When I was starting my career, I expected to be a programmer. That’s what people who wrote the software were called. At some point they adopted “developer” instead, shunning the programmer label. Now I see software engineers has replaced developer in many organizations. I’m not sure the job is much different than it was in 1990, other than the specific technologies used.

The DBA used to do a lot of system administration-type work on database instances. Check logs, set security, run backups, and maybe look at some queries. However, in many cases, their work was limited to things running inside the database software, or the database software itself (patches, related configuration for the host OS, etc.). I saw recently that DBAs have started to adopt the data (or database) engineer label as a new job title. Presumably, this pays more because, well, it sounds like it should. Data Professional sounds more comprehensive and skilled than Database Administrator. Database Engineer sounds better than both.

Is it better? I do think that many people working with databases are being asked to learn and do more (and new) tasks as a part of their daily work. We often need to support and maintain a wider variety of different systems. If it’s the same platform, then we often support more versions, especially with the 2-3 year cycle of releases of SQL Server. However, we may also need to learn a bit about other platforms, like Oracle, MySQL, PostgreSQL, etc. We can add the ability to work with and deploy new languages, like R or Python, and that might help us land a new position. Certainly understanding cloud database platforms and options, their deployment, and monitoring can be useful in asking for a raise or interviewing for a new position. Scripting, PowerShell, and DevOps are good skills to showcase as well. All of those might be in a Database Engineer description.

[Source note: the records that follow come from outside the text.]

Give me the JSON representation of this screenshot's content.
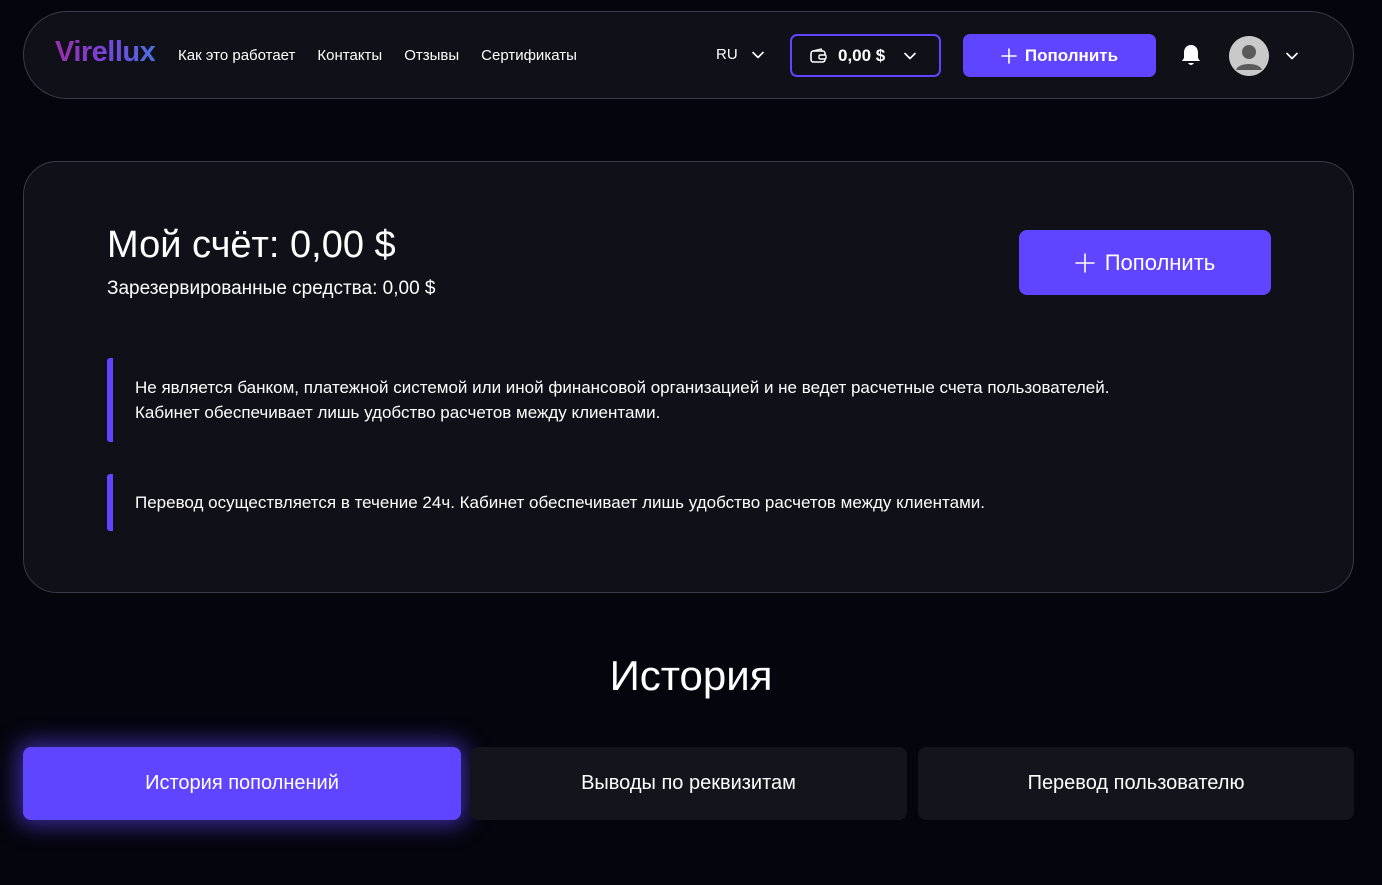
{
  "header": {
    "logo": "Virellux",
    "nav": [
      "Как это работает",
      "Контакты",
      "Отзывы",
      "Сертификаты"
    ],
    "language": "RU",
    "wallet_balance": "0,00 $",
    "topup_label": "Пополнить",
    "icons": {
      "wallet": "wallet-icon",
      "plus": "plus-icon",
      "bell": "bell-icon",
      "avatar": "user-avatar",
      "chevron": "chevron-down-icon"
    }
  },
  "account": {
    "title": "Мой счёт: 0,00 $",
    "reserved": "Зарезервированные средства: 0,00 $",
    "topup_label": "Пополнить",
    "notices": [
      {
        "line1": "Не является банком, платежной системой или иной финансовой организацией и не ведет расчетные счета пользователей.",
        "line2": "Кабинет обеспечивает лишь удобство расчетов между клиентами."
      },
      {
        "line1": "Перевод осуществляется в течение 24ч. Кабинет обеспечивает лишь удобство расчетов между клиентами."
      }
    ]
  },
  "history": {
    "title": "История",
    "tabs": [
      "История пополнений",
      "Выводы по реквизитам",
      "Перевод пользователю"
    ],
    "active_tab": "История пополнений"
  },
  "colors": {
    "background": "#05050d",
    "panel": "#101018",
    "accent": "#5f45ff",
    "border": "#3a3a4a"
  }
}
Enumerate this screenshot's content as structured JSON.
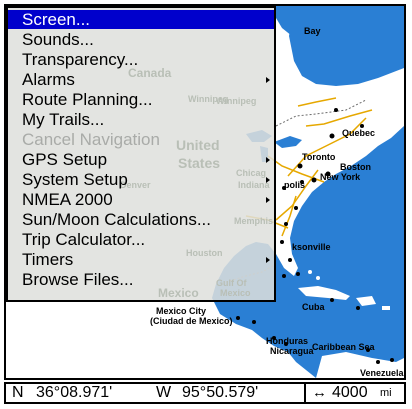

Why bother adding these skills? Especially if you have a good job and are comfortable. You never know when things will change. Your company might downsize, as Ken’s did. They might get bought by another organization and your job could change (or disappear). It’s possible that your family situation or some life event might make you look for a different job. There are lots of possible reasons why you need to change your current employment.

If you want a better job, perhaps more compensation, better hours, remote work, less late night calls, or something else, then it’s not a bad idea to beef up your skills. Learn to automate things in a better way, which might make your current job easier. Experiment in the cloud, maybe do a small PoC of how you might move or deploy a current workload into a VM, a PaaS service, or even a new platform. Can you migrate from one database platform to another? That’s a useful skill to showcase.

I have found that a lot of the really good jobs are a hodge-podge of different skills. Being adaptable, comfortable learning, and trying to grow are important skills to demonstrate. Even more important, learning to talk smoothly with others about why you made a decision or recommend something is a key skill to getting hired.

Sprucing up your titles can help, especially with HR where new titles often mean new salary ranges. SRE Engineers were only at Google at one point and their high salaries set a bar. Engineer, Scientist, Architect, these are all better than Administrator. Boost your skills (tech and soft) and you might find a new position that is even better than the one you have today with potentially a new title.